Regarding postoperative de novo GERD, 94 patients (37.15%) had newly developed GERD symptoms, the majority of which (58.5%) were mild in severity. Proton pump inhibitors were prescribed to 35.1% of them, and the results were satisfactory for all of them. Descriptive statistics of postoperative de novo GERD among the studied group are shown in Table 5.

Table 5 Descriptive Statistics of Postoperative de Novo GERD

Postoperative de novo GERD symptoms of patients with HH repair occurred in 9.1% in group B and 11.1% in group D; that was significantly less compared to 40.9% in group A and 40.5% in group C, whose patients had no HH. Furthermore, all patients who developed de novo GERD after HH repair had mild symptoms. This was found to be significant.
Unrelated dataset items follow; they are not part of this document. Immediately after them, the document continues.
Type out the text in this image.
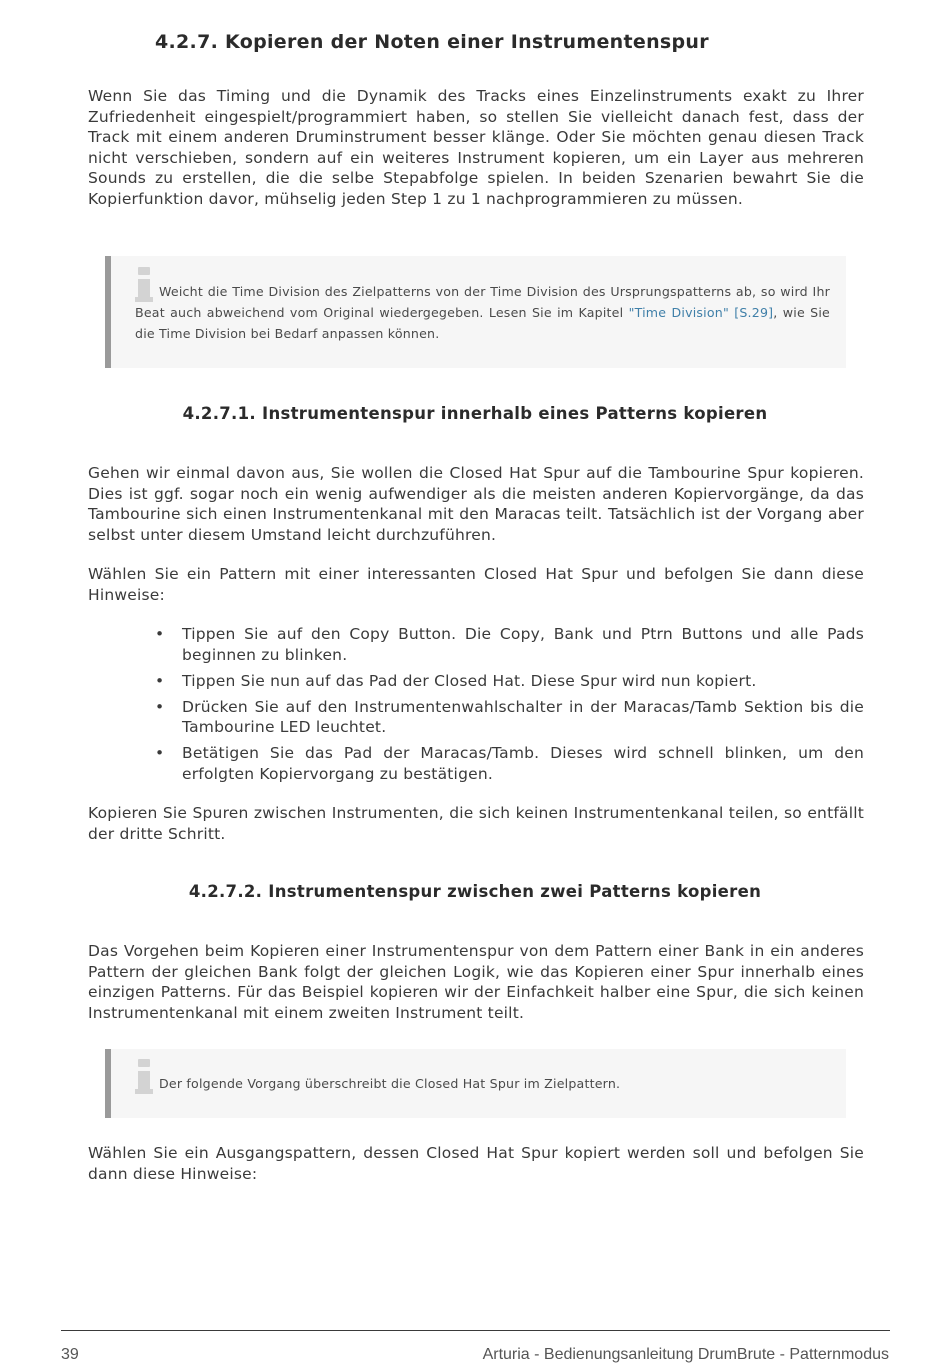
4.2.7. Kopieren der Noten einer Instrumentenspur

Wenn Sie das Timing und die Dynamik des Tracks eines Einzelinstruments exakt zu Ihrer Zufriedenheit eingespielt/programmiert haben, so stellen Sie vielleicht danach fest, dass der Track mit einem anderen Druminstrument besser klänge. Oder Sie möchten genau diesen Track nicht verschieben, sondern auf ein weiteres Instrument kopieren, um ein Layer aus mehreren Sounds zu erstellen, die die selbe Stepabfolge spielen. In beiden Szenarien bewahrt Sie die Kopierfunktion davor, mühselig jeden Step 1 zu 1 nachprogrammieren zu müssen.

Weicht die Time Division des Zielpatterns von der Time Division des Ursprungspatterns ab, so wird Ihr Beat auch abweichend vom Original wiedergegeben. Lesen Sie im Kapitel "Time Division" [S.29], wie Sie die Time Division bei Bedarf anpassen können.
4.2.7.1. Instrumentenspur innerhalb eines Patterns kopieren

Gehen wir einmal davon aus, Sie wollen die Closed Hat Spur auf die Tambourine Spur kopieren. Dies ist ggf. sogar noch ein wenig aufwendiger als die meisten anderen Kopiervorgänge, da das Tambourine sich einen Instrumentenkanal mit den Maracas teilt. Tatsächlich ist der Vorgang aber selbst unter diesem Umstand leicht durchzuführen.

Wählen Sie ein Pattern mit einer interessanten Closed Hat Spur und befolgen Sie dann diese Hinweise:

• Tippen Sie auf den Copy Button. Die Copy, Bank und Ptrn Buttons und alle Pads beginnen zu blinken.
• Tippen Sie nun auf das Pad der Closed Hat. Diese Spur wird nun kopiert.
• Drücken Sie auf den Instrumentenwahlschalter in der Maracas/Tamb Sektion bis die Tambourine LED leuchtet.
• Betätigen Sie das Pad der Maracas/Tamb. Dieses wird schnell blinken, um den erfolgten Kopiervorgang zu bestätigen.

Kopieren Sie Spuren zwischen Instrumenten, die sich keinen Instrumentenkanal teilen, so entfällt der dritte Schritt.

4.2.7.2. Instrumentenspur zwischen zwei Patterns kopieren

Das Vorgehen beim Kopieren einer Instrumentenspur von dem Pattern einer Bank in ein anderes Pattern der gleichen Bank folgt der gleichen Logik, wie das Kopieren einer Spur innerhalb eines einzigen Patterns. Für das Beispiel kopieren wir der Einfachkeit halber eine Spur, die sich keinen Instrumentenkanal mit einem zweiten Instrument teilt.

Der folgende Vorgang überschreibt die Closed Hat Spur im Zielpattern.

Wählen Sie ein Ausgangspattern, dessen Closed Hat Spur kopiert werden soll und befolgen Sie dann diese Hinweise:

39	Arturia - Bedienungsanleitung DrumBrute - Patternmodus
Postoperative de novo GERD symptoms were observed in 36.9% of patients who underwent gastropexy as part of the LSG procedure. Out of 131 patients who underwent gastropexy with no HH repair in Group C, denovo GERD symptoms were found in 40.5%, compared to 40.9% in patients with no gastropexy in Group A. This difference was found to be insignificant. In addition, there was no significant difference between patients with and without gastropexy in the distribution of the severity of postoperative de novo GERD symptoms. A comparison between the four groups regarding the development of postoperative de novo GERD symptoms and their severity is shown in Table 6.

Table 6 Comparison Between the Different Studied Groups Regarding Post Operative GERD and Its Degree

Regarding the postoperative complications, they were encountered among 4 patients (1.54%). One female patient (group A) developed a gastric leak 10 days postoperatively and was treated successfully with a gastric stent. Another male patient (Group C) had bleeding during the first postoperative day and was reoperated. The bleeding was found to be from the stapler line, which was successfully secured. Two patients (groups A and D) had mild superficial wound infections and were treated successfully by conservative treatment. No deaths were reported among the 4 groups. Neither HH repair nor gastropexy had an influence on the incidence of postoperative complications.

Discussion

LSG has demonstrated favorable outcomes for certain related comorbidities.10 However, the connection between LSG and postoperative GERD is still not completely comprehended and necessitates additional research. The literature contains conflicting findings about the association between LSG and GERD. Some studies have indicated a beneficial effect of LSG on GERD symptoms, while others have documented a deteriorating effect.20–22

In this study, we used GERD symptoms to assess the patients postoperatively. Twenty-four hour pH monitoring and EGD are considered the most accurate methods for detecting gastric reflux and gastroesophageal reflux disease (GERD).23 Nevertheless, because of the scarcity and high cost of 24-hour pH monitoring and/or EGD in several hospitals, the diagnosis often relies solely on symptoms and endoscopy.24 Unfortunately, we did not conduct pre- and postoperative EGD as a standard procedure. Postoperative EGD was only carried out in a tiny portion of patients who experienced severe symptoms of reflux or vomiting. We do not believe that any selective approach can solve the dilemma of who deserves 24-hour pH monitoring and/or EGD. Almost all the institutions that implement the selective approach, including our institution, certainly miss patients with asymptomatic GERD. Furthermore, the presence of symptoms is not a dependable sign of more severe acid reflux or endoscopic mucosal alterations, as many of these conditions can occur without any symptoms.25,26 However, common reporting criteria for assessing outcomes following bariatric surgery recognize the use of medicine and any changes in medication as markers for gastroesophageal reflux disease (GERD).26 We think that making a standard EGD post-LSG is not an easy task due to many factors. The availability and the cost may be important obstacles in many institutions. In addition, until now, the accurate schedule for making the EGD has not been clear: when to start, when to repeat, and when to stop. We think that more studies may be required to answer these questions.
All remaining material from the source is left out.